Attorno ai miti crescono le erbacce. Diventare mito
vivente significa inevitabilmente trasportare nella propria scia un corollario
di effetti collaterali, spesso sgradevoli, e di leggende metropolitane dalla
dubbia veridicità, quando non di
autentiche e imbarazzanti miserie umane. E’ tutto il cosmo dell’artista e della
sua opera che si contamina; e nel caso di Stairway To Heaven, canzone
mito di un gruppo che mito lo è già di suo, è facile immaginare come attorno ad
essa abbia preso vita uno stupidario che farebbe invidia alla scaletta di un
pomeriggio con Barbara D’Urso.
Capitolo 2°- Miserie umane. Bisogna sempre
fare i conti con gli eredi. La vicenda più rivoltante fu infatti l’accusa mossa
al gruppo dagli eredi di Randy California, compianto chitarrista dei
californiani Spirit, i quali per soddisfare un poco giustificabile e comunque
basso, bassissimo, esercizio di avidità e cinismo loffio, non trovarono di
meglio che accusare i quattro inglesi di plagio nei confronti di Taurus,
escursione strumentale in allucinate atmosfere amniotiche, rarefatte e uterine
che il quartetto della west coast inserì nel loro omonimo 1° album del
1968. Accusa giustamente caduta proprio in questo 2016 con i Led Zeppelin
assolti dopo un estenuante processo. Basta un raffronto tra i due brani per
capire come l’improvvida iniziativa legale altro non fu che una forzatura
imbarazzante. Il che ci induce a considerazioni amare sulle bassezze di cui è
capace l’essere umano e ci porta con un pensiero affettuoso al povero Randy
California, costretto, lassù, a guardare, accidioso ed infelice, allo squallido
tentativo di lucrare sul suo lavoro che stavano mettendo in atto, quaggiù,
quegli stronzi dei suoi eredi.
Capitolo 3° - La canzone non rimane la stessa.
Innumerevoli gli artisti che si sono genuflessi davanti al brano della “signora
che è sicura che tutto ciò che luccica sia oro”. Due su tutti: Frank Zappa
che nel 1991 si inchina deferente fornendoci una calligrafica rendition
che potrete trovare in The Best Band You Never Heard In Your Life, live
album che documenta il tour del 1988, e che inopinatamente, visto il
personaggio e la sua naturale inclinazione allo sbeffeggio ed a sarcastici
commentari sociali, nulla aggiunge e nulla toglie all’originale del dirigibile.

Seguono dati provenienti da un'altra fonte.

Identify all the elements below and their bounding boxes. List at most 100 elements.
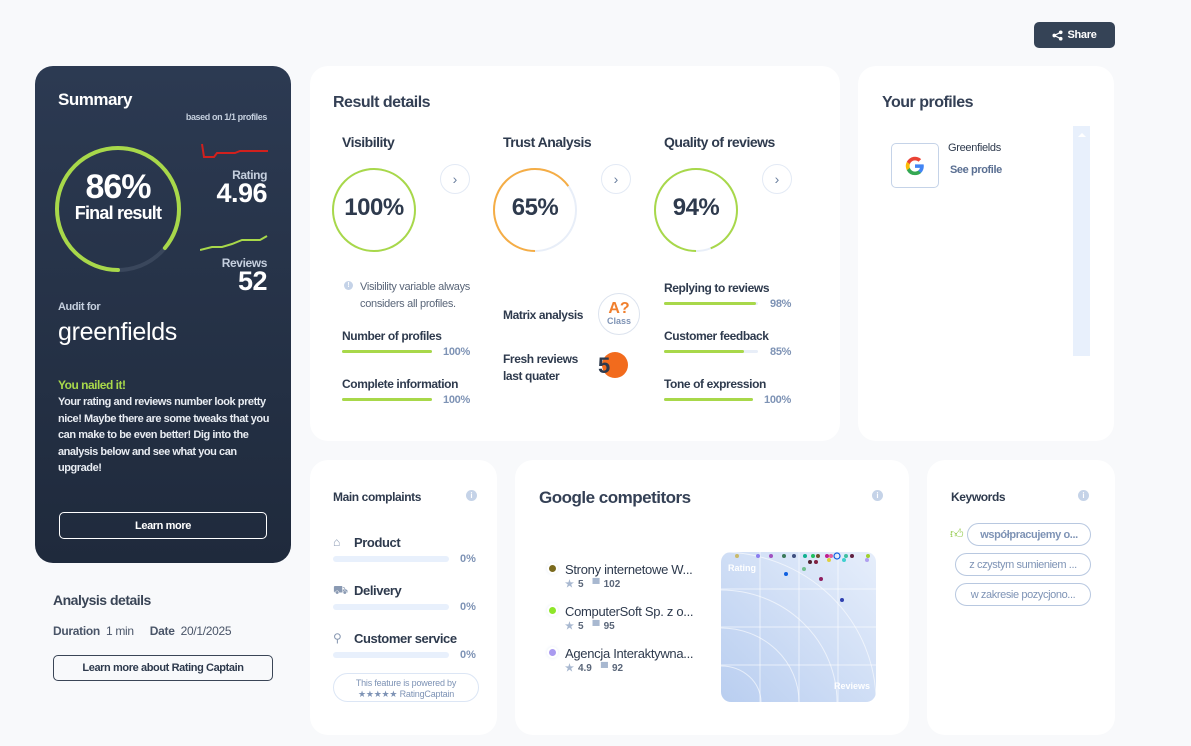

Senza dubbio più impertinente l’improbabile omaggio/parodia in salsa reggae con
cui, sempre nel ’91, si cimentano gli irriverenti Dread Zeppelin (come dire: un
nome un programma) in 5.000.000
Tortelvis Fans Can’t Be Wrong, il loro secondo scanzonato album che in un sol colpo
sbeffeggia sia Zio Elvis (nel titolo) che gli Zeppelin, grazie ad una copertina
che fa ironicamente il verso a quella del 4° album di Page e soci. Al suo
interno simile trattamento è riservato ad altri quattro brani ledzeppeliniani: The
Song Remains The Same, When The Levee Breaks, Misty Mountain Hop e
Nobody’s Fault But Mine che per
l’occasione viene ribattezzata Nobody’s Fault Butt Mon.
E’ tutto. E che Dio salvi Jimmy Page, i
Led Zeppelin e la scala per il paradiso. Passo e chiudo.